MILLER COUNTY CARE AND REHABILITATION CENTER has a staff turnover rate of 36%, which is about average for Missouri nursing homes (state average: 46%). Moderate turnover is common in nursing homes, but families should still ask about staff tenure and how the facility maintains care continuity when employees leave.

Was Miller County Care And Rehabilitation Center Ever Fined?

MILLER COUNTY CARE AND REHABILITATION CENTER has no federal fines on record. CMS issues fines when nursing homes fail to meet care standards or don't correct problems found during inspections. The absence of fines suggests the facility has either maintained compliance or corrected any issues before penalties were assessed. This is a positive indicator, though families should still review recent inspection reports for the full picture.

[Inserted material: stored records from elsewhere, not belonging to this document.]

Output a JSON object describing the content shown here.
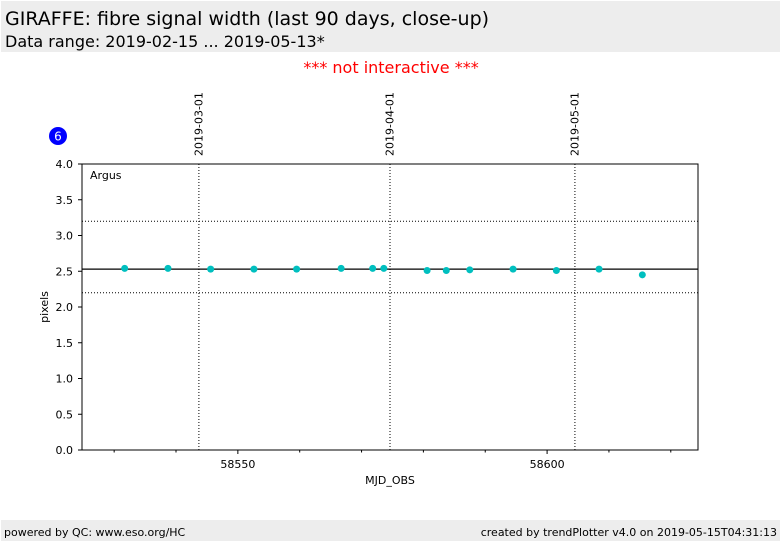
{
  "header": {
    "title": "GIRAFFE: fibre signal width (last 90 days, close-up)",
    "subtitle": "Data range: 2019-02-15 ... 2019-05-13*"
  },
  "notice": "*** not interactive ***",
  "badge": "6",
  "footer": {
    "left": "powered by QC: www.eso.org/HC",
    "right": "created by trendPlotter v4.0 on 2019-05-15T04:31:13"
  },
  "colors": {
    "points": "#00bfbf",
    "badge": "#0000ff",
    "notice": "#ff0000"
  },
  "chart_data": {
    "type": "scatter",
    "annotation": "Argus",
    "xlabel": "MJD_OBS",
    "ylabel": "pixels",
    "xlim": [
      58524.8,
      58624.4
    ],
    "ylim": [
      0,
      4
    ],
    "xticks": [
      58550,
      58600
    ],
    "xminor_step": 10,
    "yticks": [
      "0.0",
      "0.5",
      "1.0",
      "1.5",
      "2.0",
      "2.5",
      "3.0",
      "3.5",
      "4.0"
    ],
    "date_markers": [
      {
        "label": "2019-03-01",
        "mjd": 58543.7
      },
      {
        "label": "2019-04-01",
        "mjd": 58574.6
      },
      {
        "label": "2019-05-01",
        "mjd": 58604.5
      }
    ],
    "mean_line": 2.53,
    "limit_lines": [
      3.2,
      2.2
    ],
    "points": [
      {
        "x": 58531.7,
        "y": 2.54
      },
      {
        "x": 58538.7,
        "y": 2.54
      },
      {
        "x": 58545.6,
        "y": 2.53
      },
      {
        "x": 58552.6,
        "y": 2.53
      },
      {
        "x": 58559.5,
        "y": 2.53
      },
      {
        "x": 58566.7,
        "y": 2.54
      },
      {
        "x": 58571.8,
        "y": 2.54
      },
      {
        "x": 58573.6,
        "y": 2.54
      },
      {
        "x": 58580.6,
        "y": 2.51
      },
      {
        "x": 58583.7,
        "y": 2.51
      },
      {
        "x": 58587.5,
        "y": 2.52
      },
      {
        "x": 58594.5,
        "y": 2.53
      },
      {
        "x": 58601.5,
        "y": 2.51
      },
      {
        "x": 58608.4,
        "y": 2.53
      },
      {
        "x": 58615.4,
        "y": 2.45
      }
    ]
  }
}
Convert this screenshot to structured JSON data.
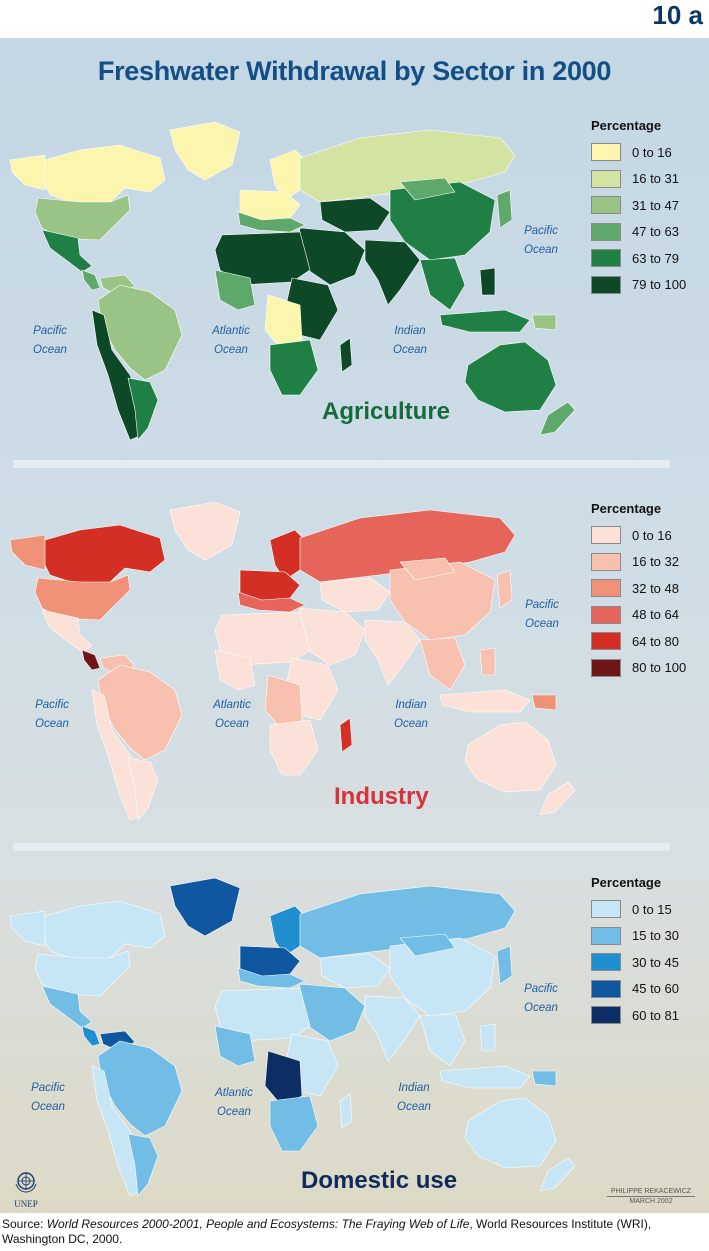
{
  "page_number": "10 a",
  "title": "Freshwater Withdrawal by Sector in 2000",
  "oceans": {
    "pacific": "Pacific Ocean",
    "atlantic": "Atlantic Ocean",
    "indian": "Indian Ocean"
  },
  "maps": [
    {
      "name": "Agriculture",
      "label_color": "#166b3c",
      "legend_title": "Percentage",
      "legend": [
        {
          "label": "0 to 16",
          "color": "#fbf5ae"
        },
        {
          "label": "16 to 31",
          "color": "#d3e3a2"
        },
        {
          "label": "31 to 47",
          "color": "#99c485"
        },
        {
          "label": "47 to 63",
          "color": "#5ea86b"
        },
        {
          "label": "63 to 79",
          "color": "#1f7f45"
        },
        {
          "label": "79 to 100",
          "color": "#0d4927"
        }
      ]
    },
    {
      "name": "Industry",
      "label_color": "#d8323a",
      "legend_title": "Percentage",
      "legend": [
        {
          "label": "0 to 16",
          "color": "#fce1d8"
        },
        {
          "label": "16 to 32",
          "color": "#f8c0ae"
        },
        {
          "label": "32 to 48",
          "color": "#ef9277"
        },
        {
          "label": "48 to 64",
          "color": "#e6655a"
        },
        {
          "label": "64 to 80",
          "color": "#d42f25"
        },
        {
          "label": "80 to 100",
          "color": "#6e1518"
        }
      ]
    },
    {
      "name": "Domestic use",
      "label_color": "#102a5c",
      "legend_title": "Percentage",
      "legend": [
        {
          "label": "0 to 15",
          "color": "#c6e6f5"
        },
        {
          "label": "15 to 30",
          "color": "#72bde6"
        },
        {
          "label": "30 to 45",
          "color": "#1f8fd0"
        },
        {
          "label": "45 to 60",
          "color": "#0f57a1"
        },
        {
          "label": "60 to 81",
          "color": "#0c2d66"
        }
      ]
    }
  ],
  "credit": {
    "author": "PHILIPPE REKACEWICZ",
    "date": "MARCH 2002"
  },
  "logo_text": "UNEP",
  "source": {
    "prefix": "Source: ",
    "title": "World Resources 2000-2001, People and Ecosystems: The Fraying Web of Life",
    "suffix": ", World Resources Institute (WRI), Washington DC, 2000."
  }
}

Is Miller County Care And Rehabilitation Center on Any Federal Watch List?

MILLER COUNTY CARE AND REHABILITATION CENTER is not on any federal watch list. The most significant is the Special Focus Facility (SFF) program, which identifies the bottom 1% of nursing homes nationally based on persistent, serious quality problems. Not being on this list means the facility has avoided the pattern of deficiencies that triggers enhanced federal oversight. This is a positive indicator, though families should still review the facility's inspection history directly.